Alzheimer's is the C of the week. 2018/07/18
- Elle Garrison
- Nov 15, 2020
- 3 min read
Seriously. Screw that disease. My mom was diagnosed with it in 2013, but she was showing signs of it long before that. It started with general forgetfulness. She'd tell me the same story on multiple days. When I'd say she already told me, she'd say, "Oh, that's right - I forgot." Then it was lists. And post-it notes. Everywhere. I told my dad I was concerned and felt like he should take her to a neurologist. He said their primary care doctor said it was "just elderly dementia" and nothing to worry about. I told my dad that was bullshit, but I didn't persist. The symptoms, while disconcerting, were fairly mild.
A few months later, my mom left the house in Granbury to go to the dentist in Granbury. She never made it. My dad got a call from the dentist's office saying she hadn't arrived for her appointment. My dad called her repeatedly - her phone was turned off in her purse. When she finally pulled over to call my dad, she was an hour away in Mineral Wells, didn't know how she got there, where she was, or how to get home. My dad had to call the sheriff who pinged her phone & sent a deputy out to sit with her until my dad & uncle got there to bring her & her car home. That was the last day she drove. That was also the day I insisted she see a specialist.
Diagnosis: Alzheimer's - otherwise known as the C of the week. Or the year. Or a lifetime. My mom was put on meds that were supposed to "slow the progression of Alzheimer's" according to the advertisements. This was later found not to be true at all, and the drug companies had to rescind that statement - nothing slows the progression. But the meds do minimize the symptoms. Or they did. For a time.

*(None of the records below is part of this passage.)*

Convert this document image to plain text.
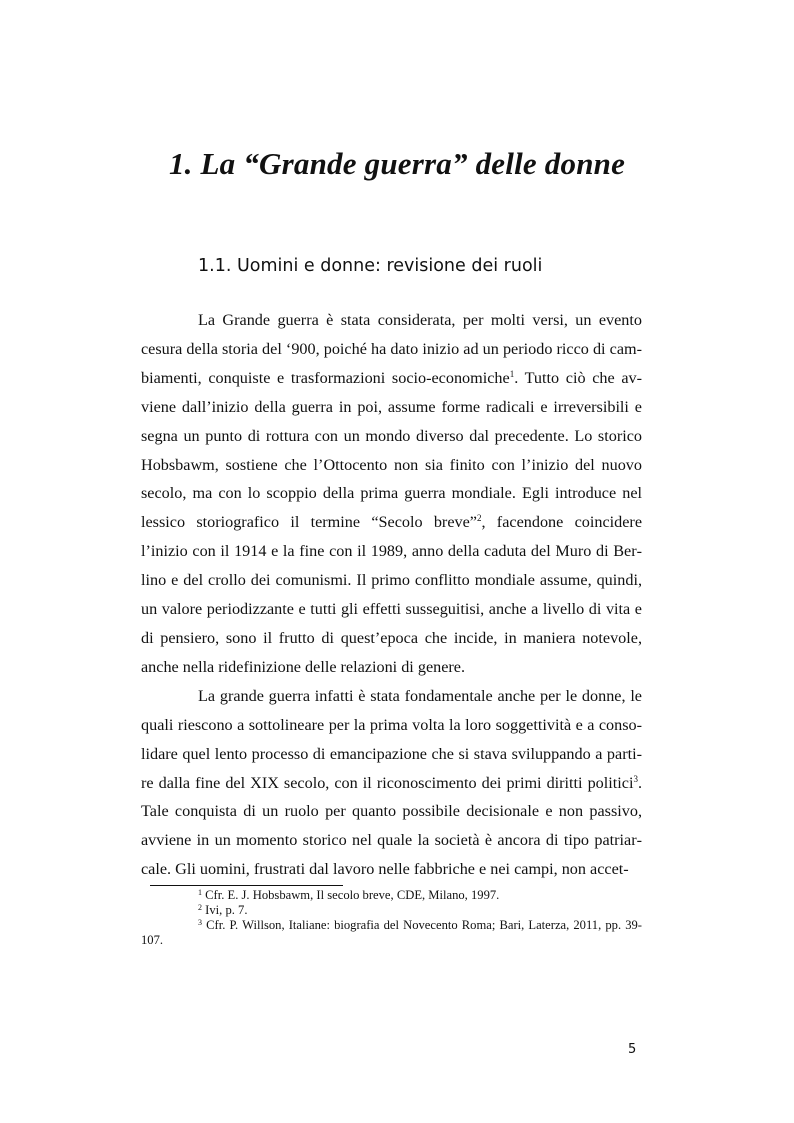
1. La “Grande guerra” delle donne
1.1. Uomini e donne: revisione dei ruoli

La Grande guerra è stata considerata, per molti versi, un evento cesura della storia del ‘900, poiché ha dato inizio ad un periodo ricco di cambiamenti, conquiste e trasformazioni socio-economiche$^1$. Tutto ciò che avviene dall’inizio della guerra in poi, assume forme radicali e irreversibili e segna un punto di rottura con un mondo diverso dal precedente. Lo storico Hobsbawm, sostiene che l’Ottocento non sia finito con l’inizio del nuovo secolo, ma con lo scoppio della prima guerra mondiale. Egli introduce nel lessico storiografico il termine “Secolo breve”$^2$, facendone coincidere l’inizio con il 1914 e la fine con il 1989, anno della caduta del Muro di Berlino e del crollo dei comunismi. Il primo conflitto mondiale assume, quindi, un valore periodizzante e tutti gli effetti susseguitisi, anche a livello di vita e di pensiero, sono il frutto di quest’epoca che incide, in maniera notevole, anche nella ridefinizione delle relazioni di genere.

La grande guerra infatti è stata fondamentale anche per le donne, le quali riescono a sottolineare per la prima volta la loro soggettività e a consolidare quel lento processo di emancipazione che si stava sviluppando a partire dalla fine del XIX secolo, con il riconoscimento dei primi diritti politici$^3$. Tale conquista di un ruolo per quanto possibile decisionale e non passivo, avviene in un momento storico nel quale la società è ancora di tipo patriarcale. Gli uomini, frustrati dal lavoro nelle fabbriche e nei campi, non accet-

$^1$ Cfr. E. J. Hobsbawm, Il secolo breve, CDE, Milano, 1997.

$^2$ Ivi, p. 7.

$^3$ Cfr. P. Willson, Italiane: biografia del Novecento Roma; Bari, Laterza, 2011, pp. 39-107.

5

In 2015, my dad had a sudden, unexpected stroke. He passed 10 days later. My mom had a significant decline. The trials & tribulations of getting everything handled & my mom settled into assisted living, then memory care, then an Alzheimer's specialty care center is a different post for a different day. Let's just say it all sucks. All of it. In a cruel twist of fate, my aunt - my mom's older sister - also has Alzheimer's. I feel like she was more advanced, but my dad's passing catapulted my mom far ahead. Hysterical outbursts, middle-of-the-night calls, catatonic episodes all became the new normal. Eventually, we got her back to a "baseline", as people in the memory care industry like to call it. She was put on Zoloft and Abilify, and they seemed to help even her out.

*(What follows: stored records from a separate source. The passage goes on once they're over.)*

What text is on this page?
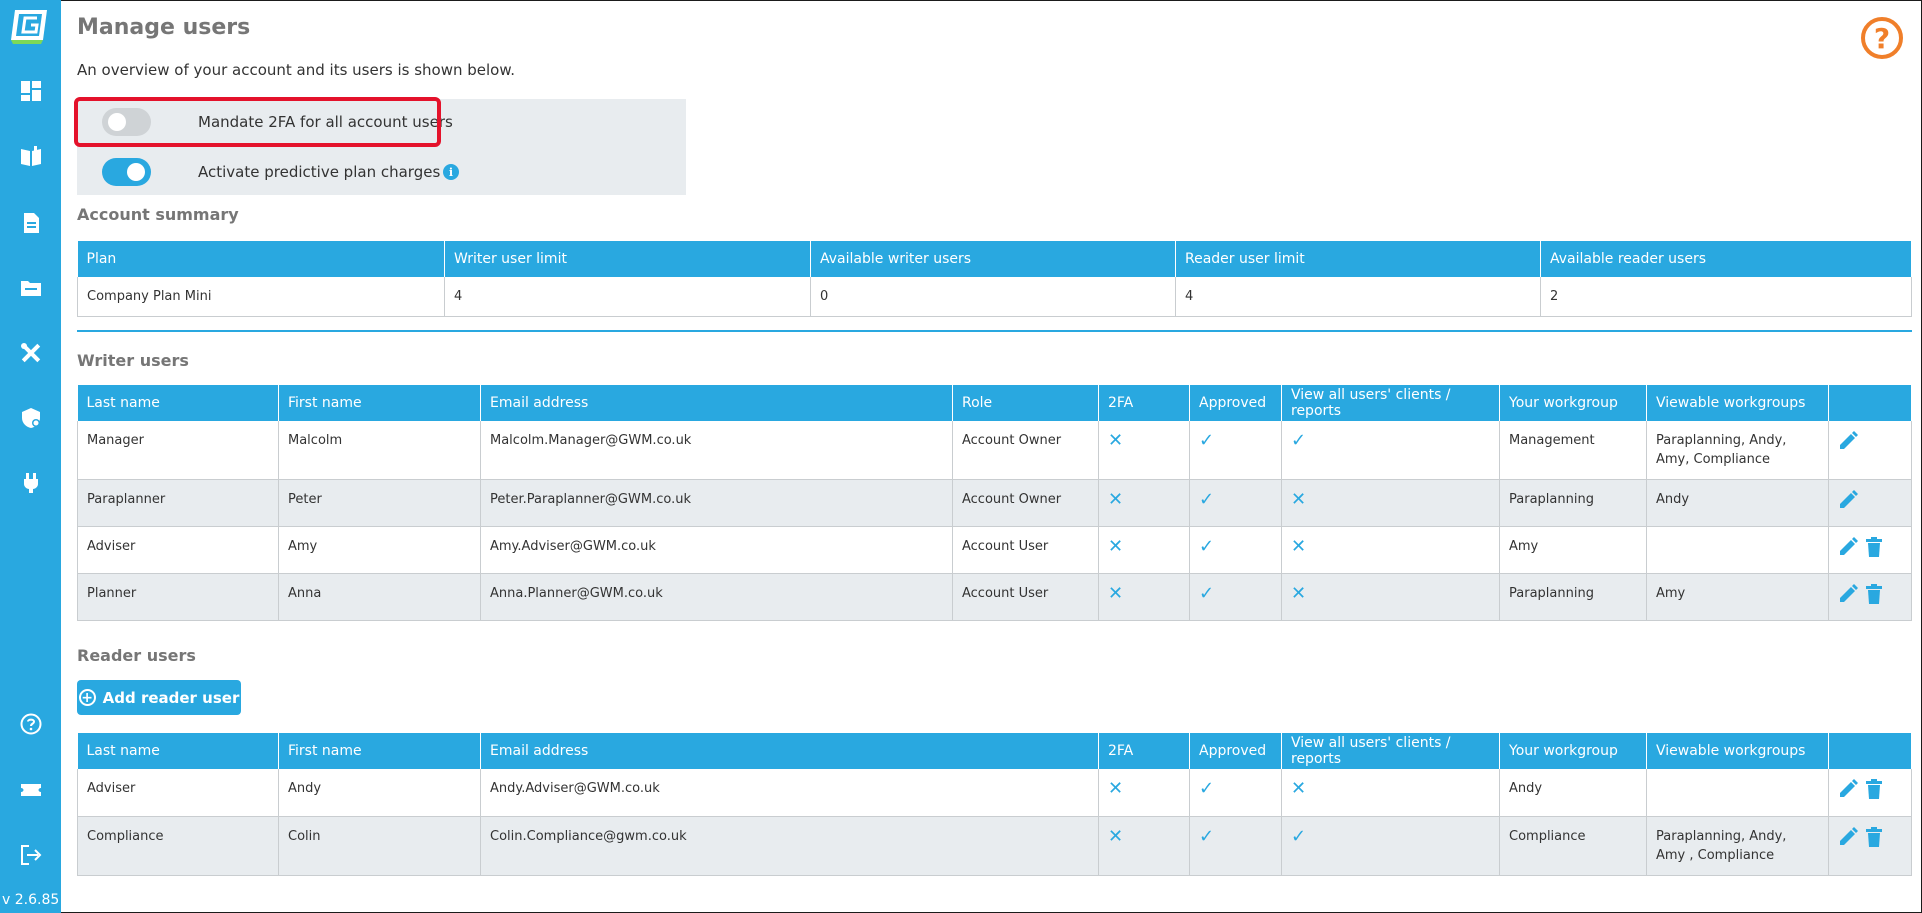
v 2.6.85
Manage users	?
An overview of your account and its users is shown below.
Mandate 2FA for all account users
Activate predictive plan charges i
Account summary
Plan	Writer user limit	Available writer users	Reader user limit	Available reader users
Company Plan Mini	4	0	4	2
Writer users
Last name	First name	Email address	Role	2FA	Approved	View all users' clients / reports	Your workgroup	Viewable workgroups	
Manager	Malcolm	Malcolm.Manager@GWM.co.uk	Account Owner	✕	✓	✓	Management	Paraplanning, Andy, Amy, Compliance	

Paraplanner	Peter	Peter.Paraplanner@GWM.co.uk	Account Owner	✕	✓	✕	Paraplanning	Andy	

Adviser	Amy	Amy.Adviser@GWM.co.uk	Account User	✕	✓	✕	Amy		

Planner	Anna	Anna.Planner@GWM.co.uk	Account User	✕	✓	✕	Paraplanning	Amy	
Reader users
+ Add reader user
Last name	First name	Email address	2FA	Approved	View all users' clients / reports	Your workgroup	Viewable workgroups	
Adviser	Andy	Andy.Adviser@GWM.co.uk	✕	✓	✕	Andy		

Compliance	Colin	Colin.Compliance@gwm.co.uk	✕	✓	✓	Compliance	Paraplanning, Andy, Amy , Compliance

Alzheimer's is such a strange disease. Every once in awhile, my mom will have this moment of clarity & lucidity. And you almost think, "Everything's going to be okay!" I remember one time before we got her settled in assisted living, I had fixed us lunch. We were sitting on the couch, and I asked if she'd had enough to eat. She looked at me in all seriousness & said, "I'm at the corner of happy and healthy!" I mean, she doesn't remember what she had for breakfast, but she remembers the Walgreen's slogan!? Those moments of clarity are few and far between now.

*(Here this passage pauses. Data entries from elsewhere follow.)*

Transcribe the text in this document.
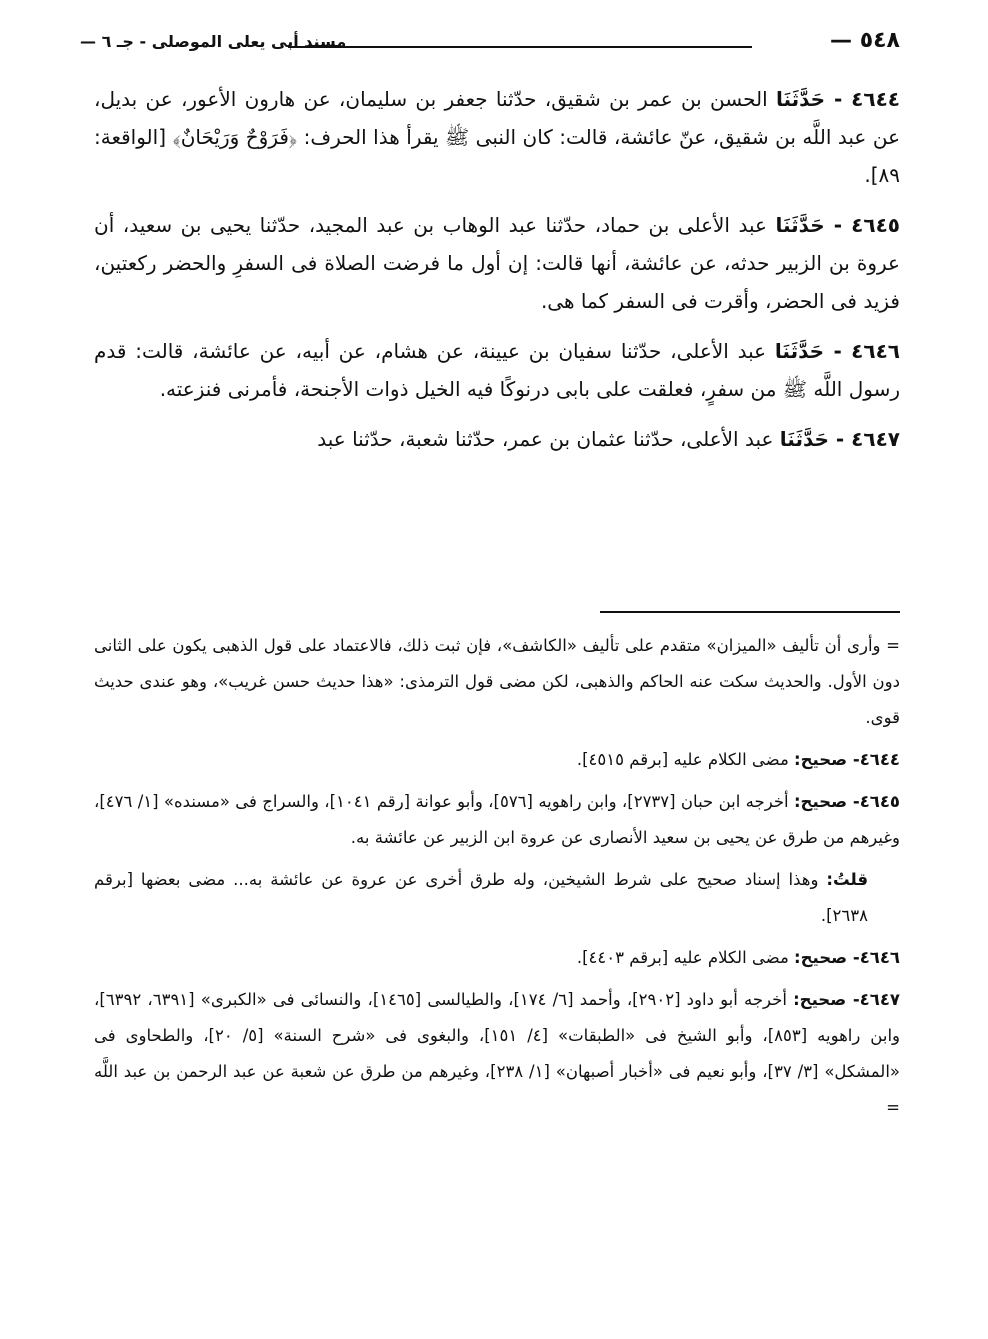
٥٤٨ —
مسند أبى يعلى الموصلى - جـ ٦ —

٤٦٤٤ - حَدَّثَنَا الحسن بن عمر بن شقيق، حدّثنا جعفر بن سليمان، عن هارون الأعور، عن بديل، عن عبد اللَّه بن شقيق، عنّ عائشة، قالت: كان النبى ﷺ يقرأ هذا الحرف: ﴿فَرَوْحٌ وَرَيْحَانٌ﴾ [الواقعة: ٨٩].

٤٦٤٥ - حَدَّثَنَا عبد الأعلى بن حماد، حدّثنا عبد الوهاب بن عبد المجيد، حدّثنا يحيى بن سعيد، أن عروة بن الزبير حدثه، عن عائشة، أنها قالت: إن أول ما فرضت الصلاة فى السفرِ والحضر ركعتين، فزيد فى الحضر، وأقرت فى السفر كما هى.

٤٦٤٦ - حَدَّثَنَا عبد الأعلى، حدّثنا سفيان بن عيينة، عن هشام، عن أبيه، عن عائشة، قالت: قدم رسول اللَّه ﷺ من سفرٍ، فعلقت على بابى درنوكًا فيه الخيل ذوات الأجنحة، فأمرنى فنزعته.

٤٦٤٧ - حَدَّثَنَا عبد الأعلى، حدّثنا عثمان بن عمر، حدّثنا شعبة، حدّثنا عبد

= وأرى أن تأليف «الميزان» متقدم على تأليف «الكاشف»، فإن ثبت ذلك، فالاعتماد على قول الذهبى يكون على الثانى دون الأول. والحديث سكت عنه الحاكم والذهبى، لكن مضى قول الترمذى: «هذا حديث حسن غريب»، وهو عندى حديث قوى.

٤٦٤٤- صحيح: مضى الكلام عليه [برقم ٤٥١٥].

٤٦٤٥- صحيح: أخرجه ابن حبان [٢٧٣٧]، وابن راهويه [٥٧٦]، وأبو عوانة [رقم ١٠٤١]، والسراج فى «مسنده» [١/ ٤٧٦]، وغيرهم من طرق عن يحيى بن سعيد الأنصارى عن عروة ابن الزبير عن عائشة به.

قلتُ: وهذا إسناد صحيح على شرط الشيخين، وله طرق أخرى عن عروة عن عائشة به... مضى بعضها [برقم ٢٦٣٨].

٤٦٤٦- صحيح: مضى الكلام عليه [برقم ٤٤٠٣].

٤٦٤٧- صحيح: أخرجه أبو داود [٢٩٠٢]، وأحمد [٦/ ١٧٤]، والطيالسى [١٤٦٥]، والنسائى فى «الكبرى» [٦٣٩١، ٦٣٩٢]، وابن راهويه [٨٥٣]، وأبو الشيخ فى «الطبقات» [٤/ ١٥١]، والبغوى فى «شرح السنة» [٥/ ٢٠]، والطحاوى فى «المشكل» [٣/ ٣٧]، وأبو نعيم فى «أخبار أصبهان» [١/ ٢٣٨]، وغيرهم من طرق عن شعبة عن عبد الرحمن بن عبد اللَّه =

I went to go see my mom today. I took her some jewelry - mostly costume stuff and a few pieces that are special to her but won't bother me if they go missing (as most things do - including someone stealing her wedding rings off her finger at her previous residence). Today was not a good day. To say she's off her rocker is putting it mildly. She was looking at me & talking like we were having a conversation - it's actually the most I've heard her say in months - but it was all nonsense. Except every few minutes, she would say, "Okay. Okay. Okay. Oh dear. Okay. Okay." She would look at me expectantly like I had fully understood the gibberish that was coming out of her mouth. Then she would say, "But you! Look at you! You're just beautiful!" Four seconds of clarity...and then gone again.
I didn't stay long. I feel guilty. She's my mom, but it's like visiting a stranger. It's uncomfortable. I know she loves seeing me, even though she doesn't remember I've been there the second that I leave. I'm not sure if my visits are for me or for her.
My mom is declining. Fast. I don't know how long she has left on this earth. But to me, she's already gone.